Os smartphones são tão 1960

Nós todos sabemos sobre anos de cão (sete para cada ano humano) e anos da Internet (o tempo que leva para a tecnologia on-line a evoluir tanto quanto outra tecnologia evolui em um ano normalmente alguns meses).

Telefones celulares e sua rápida evolução supostamente obedecer o calendário de tempo Internet

Mas o que se temos tudo errado? E se os celulares são na verdade ainda numa fase muito precoce da sua evolução? Isso parece um contra-senso, porque eles inspiram tanto medo e perplexidade.

Veja o que acontece quando olhamos para o celular de acordo com anos de automóveis:

A partir do momento da primeira viagem de longa distância em um veículo automotor foi completado por Bertha Benz na criação de seu marido em 1888, os mitos sobre os perigos de ambos os automóveis e as mulheres motoristas criado um engarrafamento na psique coletiva do mundo industrializado.

Só em 1896 foi a lei completamente abolida que os homens necessários com bandeiras vermelhas para andar na frente dos carros (as mulheres ainda não estão autorizados a conduzir na Arábia Saudita).

Mesmo em 1907, o satírico perfurador revista caracteriza motoristas de carro como demônios do motor. Até o final da Primeira Guerra Mundial, numerosos adultos ainda evitado carros, em parte por causa do custo, em parte porque eles ainda eram considerados como perigosos.

O primeiro carro de Karl Benz foi o equivalente de 1972 Motorola DynaTAC, um celular maciça que era quase maior do que uma cabeça humana.

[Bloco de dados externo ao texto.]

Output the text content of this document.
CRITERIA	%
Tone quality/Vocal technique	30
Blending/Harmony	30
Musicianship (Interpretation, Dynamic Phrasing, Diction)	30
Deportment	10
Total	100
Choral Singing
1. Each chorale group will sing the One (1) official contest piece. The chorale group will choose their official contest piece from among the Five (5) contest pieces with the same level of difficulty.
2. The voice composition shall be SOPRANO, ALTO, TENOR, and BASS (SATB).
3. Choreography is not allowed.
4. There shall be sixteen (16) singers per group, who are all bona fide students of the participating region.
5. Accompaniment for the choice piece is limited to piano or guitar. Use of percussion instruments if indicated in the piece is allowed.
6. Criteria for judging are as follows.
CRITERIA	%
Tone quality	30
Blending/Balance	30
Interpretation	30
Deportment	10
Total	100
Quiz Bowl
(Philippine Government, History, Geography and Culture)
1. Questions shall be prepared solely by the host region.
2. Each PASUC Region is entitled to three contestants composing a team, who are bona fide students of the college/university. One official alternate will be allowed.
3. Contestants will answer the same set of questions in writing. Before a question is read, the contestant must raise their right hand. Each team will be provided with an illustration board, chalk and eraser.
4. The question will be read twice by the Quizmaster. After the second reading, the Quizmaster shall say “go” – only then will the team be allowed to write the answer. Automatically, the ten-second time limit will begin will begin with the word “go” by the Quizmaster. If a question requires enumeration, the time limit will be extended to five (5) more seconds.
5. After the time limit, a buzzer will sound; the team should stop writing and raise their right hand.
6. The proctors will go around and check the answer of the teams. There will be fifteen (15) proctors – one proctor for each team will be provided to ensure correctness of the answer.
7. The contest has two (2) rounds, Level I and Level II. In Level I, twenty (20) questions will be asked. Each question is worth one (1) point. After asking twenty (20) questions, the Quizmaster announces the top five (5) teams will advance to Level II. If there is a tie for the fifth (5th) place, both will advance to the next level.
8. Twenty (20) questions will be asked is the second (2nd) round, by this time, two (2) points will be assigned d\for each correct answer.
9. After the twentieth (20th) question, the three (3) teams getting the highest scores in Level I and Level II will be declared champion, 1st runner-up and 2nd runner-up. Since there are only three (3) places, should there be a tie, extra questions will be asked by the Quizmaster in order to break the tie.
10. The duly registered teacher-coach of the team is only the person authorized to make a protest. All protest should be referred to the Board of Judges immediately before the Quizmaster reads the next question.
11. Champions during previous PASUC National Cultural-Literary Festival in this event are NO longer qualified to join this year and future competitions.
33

O Ford Modelo T, o primeiro veículo produzido em massa, pode ser comparado à Motorola MicroTAC, o primeiro telefone flip. Mas ambos ainda eram dispositivos mimado.

Foi apenas com a chegada de veículos mais ágeis, como o Austin 7 na década de 1920 eo Nokia 2110 na década de 1990, que as pessoas comuns começaram a sentir que era seguro usar as coisas.

Finalmente, quando os carros e telefones tornou-se legal

Quando o MG no final de 1930 e o Nokia 6310i no início de 2000 tornou-se legal, o mercado de massa, abraçando-os. Mas então veio a próxima fase na arte de viajar de automóvel, ou seja, de 1950 Studebaker, eo próximo celular geração, o smartphone BlackBerry 5810, para levar as pessoas a perguntar quem precisa de tudo isso em um gadget?

Chevrolet e outros fabricantes respondeu com os primeiros acessórios verdadeiramente inúteis: tailfins. Sua 1960 Bel Air pode ser comparado com os primeiros iPhones em 2007: cheias de recursos que ninguém usaria, mas também projetado para ser desejado.

Assim como os veteranos protestou contra as crianças com tailfins inúteis, de modo que a mídia hoje reclamações sobre os sinos e assobios inúteis sobre os smartphones legais. E nós queixam-se amargamente sobre os buracos em planos de cobertura de rede e de dados.

Estamos presos em meados dos anos 60 nos anos de automóveis

Eu não posso esperar para a década de 1980, quando a eficiência de combustível tornou-se uma característica de venda padrão para carros, tecnologia de bateria melhorada, e a era moderna do projeto do carro começou.